Paired t test results for (a) MD, (b) FA, (c) GA, (d) tGA, (e) RA, (f) VR, and (g) GFA. These plots, for each DTI-derived parameter, are designed to show whether adding one more gradient is beneficial to the SNR. The horizontal axis shows the number of diffusion-sensitized gradients. The effects of adding one additional gradient are assessed using a paired t test on gradient subsets of size N and N-1, so the horizontal scale runs from 7 to 94, except in the case of GFA, where it runs from 29 to 94.The vertical axis shows the logarithm of the probability that such a t value would be obtained by chance; values below the red line mean that there was some evidence that adding one more gradient provided some incremental value. The black curve is the logarithm of probability for (SNRN>SNRN-1) and the red line is the logarithm of 0.05, which we set as the threshold in our study. If the black curve is below the red curve, SNR significantly increases when increasing the number of gradients, N(bx), from N-1 to N. If an incremental improvement in SNR can be shown for the Nth added gradient, usually it is also true for all prior gradients; even so, whether there is power to detect this depends on the population variability in SNR, which is erratic for GFA when N is low.
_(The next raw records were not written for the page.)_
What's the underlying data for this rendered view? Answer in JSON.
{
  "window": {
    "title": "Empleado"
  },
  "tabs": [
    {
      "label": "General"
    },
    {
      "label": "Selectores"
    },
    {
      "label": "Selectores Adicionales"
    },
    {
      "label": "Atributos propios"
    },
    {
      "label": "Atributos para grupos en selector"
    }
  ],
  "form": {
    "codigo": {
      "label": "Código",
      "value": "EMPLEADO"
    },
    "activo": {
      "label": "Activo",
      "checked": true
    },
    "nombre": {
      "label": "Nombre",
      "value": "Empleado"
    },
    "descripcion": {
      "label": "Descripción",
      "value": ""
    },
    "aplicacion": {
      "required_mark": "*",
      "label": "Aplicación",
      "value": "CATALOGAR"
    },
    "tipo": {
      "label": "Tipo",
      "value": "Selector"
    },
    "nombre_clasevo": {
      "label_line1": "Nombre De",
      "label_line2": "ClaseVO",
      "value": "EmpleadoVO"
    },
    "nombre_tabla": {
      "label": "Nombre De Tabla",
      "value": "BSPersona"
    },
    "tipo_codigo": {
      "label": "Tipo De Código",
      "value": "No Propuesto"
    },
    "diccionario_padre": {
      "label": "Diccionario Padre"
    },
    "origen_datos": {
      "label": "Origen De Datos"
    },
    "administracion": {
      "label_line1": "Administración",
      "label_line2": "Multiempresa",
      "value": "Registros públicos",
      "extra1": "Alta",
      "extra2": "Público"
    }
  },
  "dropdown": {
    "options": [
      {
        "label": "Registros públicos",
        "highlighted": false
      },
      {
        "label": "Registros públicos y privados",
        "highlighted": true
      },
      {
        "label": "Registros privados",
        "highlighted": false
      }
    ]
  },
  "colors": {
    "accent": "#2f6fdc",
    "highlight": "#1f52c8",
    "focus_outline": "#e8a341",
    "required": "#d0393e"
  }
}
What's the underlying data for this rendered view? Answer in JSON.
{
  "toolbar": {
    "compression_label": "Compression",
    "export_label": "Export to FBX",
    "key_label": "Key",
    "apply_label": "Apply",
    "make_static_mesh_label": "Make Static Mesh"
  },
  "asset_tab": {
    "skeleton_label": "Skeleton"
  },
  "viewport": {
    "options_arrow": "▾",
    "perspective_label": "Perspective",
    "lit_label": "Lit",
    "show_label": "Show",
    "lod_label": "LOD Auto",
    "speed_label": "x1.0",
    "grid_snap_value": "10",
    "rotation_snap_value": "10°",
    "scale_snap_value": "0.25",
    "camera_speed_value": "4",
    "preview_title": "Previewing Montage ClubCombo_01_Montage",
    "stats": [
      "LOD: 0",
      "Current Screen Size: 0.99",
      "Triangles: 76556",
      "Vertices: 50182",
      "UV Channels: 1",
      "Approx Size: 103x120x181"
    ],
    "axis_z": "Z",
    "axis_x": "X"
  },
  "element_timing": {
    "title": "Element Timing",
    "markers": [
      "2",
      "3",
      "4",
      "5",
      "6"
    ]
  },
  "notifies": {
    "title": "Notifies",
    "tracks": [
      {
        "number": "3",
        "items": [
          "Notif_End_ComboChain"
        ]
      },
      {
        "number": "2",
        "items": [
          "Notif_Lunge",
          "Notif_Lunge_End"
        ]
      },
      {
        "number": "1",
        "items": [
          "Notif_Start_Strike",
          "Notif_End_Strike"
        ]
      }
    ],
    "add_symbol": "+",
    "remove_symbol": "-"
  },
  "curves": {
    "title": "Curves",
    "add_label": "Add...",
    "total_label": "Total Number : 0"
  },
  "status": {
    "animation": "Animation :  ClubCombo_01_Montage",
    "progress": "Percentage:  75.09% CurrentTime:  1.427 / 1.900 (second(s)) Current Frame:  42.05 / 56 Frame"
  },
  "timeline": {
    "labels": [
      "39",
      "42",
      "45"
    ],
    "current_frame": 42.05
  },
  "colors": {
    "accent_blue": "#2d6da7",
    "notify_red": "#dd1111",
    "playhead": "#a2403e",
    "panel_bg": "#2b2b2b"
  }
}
In these experiments, it is useful to know what is the minimal % difference in SNR that is detectable, with 50 subjects, at the point where adding one more gradient makes no difference. This was 0.0023% for MD, 0.0069% for FA, 0.0063% for RA, 0.0069% for GA, 0.0001% for tGA, and 0.018% for VR. While these numbers at first sight seem remarkably small, we note that the paired t-test is set up to assess the effect of adding one more gradient on the mean SNR in 50 subjects, and the pairing (and the fact that inter-subject variance has very little influence) leads to extremely high power. So, even very small increments in SNR can be detected using this approach.